4. comprise comprise at least part of lambda light chain molecule, comprise the buffer system of imidazoles and a stabilization formulations for metal, wherein said molecule is not cut under the existence of metal in hinge region.

5. one kind comprise comprise at least part of lambda light chain molecule, comprise the buffer system of histidine and the stabilization formulations of metal-chelator, wherein said molecule is not cut in hinge region, or the cutting horizontal in hinge region is less than the cutting horizontal observed when there is not metal-chelator.

6. comprise the stabilization formulations comprising the antibody of lambda light chain for the treatment of effective dose at the buffer solution comprising histidine of the pH with about 5 – about 7, wherein metal exists with the concentration not causing described lambda light chain to cut under the existence of histidine.

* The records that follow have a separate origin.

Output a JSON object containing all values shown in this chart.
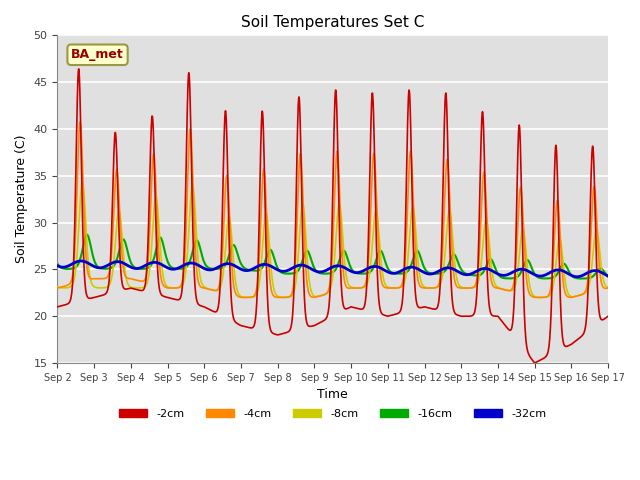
{
  "title": "Soil Temperatures Set C",
  "xlabel": "Time",
  "ylabel": "Soil Temperature (C)",
  "ylim": [
    15,
    50
  ],
  "annotation": "BA_met",
  "legend_labels": [
    "-2cm",
    "-4cm",
    "-8cm",
    "-16cm",
    "-32cm"
  ],
  "legend_colors": [
    "#cc0000",
    "#ff8800",
    "#cccc00",
    "#00aa00",
    "#0000cc"
  ],
  "bg_color": "#e0e0e0",
  "xtick_labels": [
    "Sep 2",
    "Sep 3",
    "Sep 4",
    "Sep 5",
    "Sep 6",
    "Sep 7",
    "Sep 8",
    "Sep 9",
    "Sep 10",
    "Sep 11",
    "Sep 12",
    "Sep 13",
    "Sep 14",
    "Sep 15",
    "Sep 16",
    "Sep 17"
  ],
  "ytick_values": [
    15,
    20,
    25,
    30,
    35,
    40,
    45,
    50
  ],
  "line_widths": [
    1.2,
    1.2,
    1.2,
    1.5,
    2.0
  ]
}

7. an aqueous pharmaceutical preparations, it comprises

People's antibody of the epi-position combination of the p40 subunit of (a) 1-250 mg/ml and IL-12/IL-23,

(b) 1-10% mannitol,

(c) 0.001%-0.1% polysorbate80,

(d) 1-50 mM methionine, and

E () 1-100 mM histidine, has the pH of 5-7,

Wherein said preparation is substantially free of metal.

8. an aqueous pharmaceutical preparations, it comprises

(a) about 100 mg/ml and IL-12/IL-23 p40 subunit epi-position combine people's antibody,

(b) about 4% mannitol,

(b) about 0.01% polysorbate80,

(c) about 10 mM methionine, and

D () about 10 mM histidine, has the pH of about 6.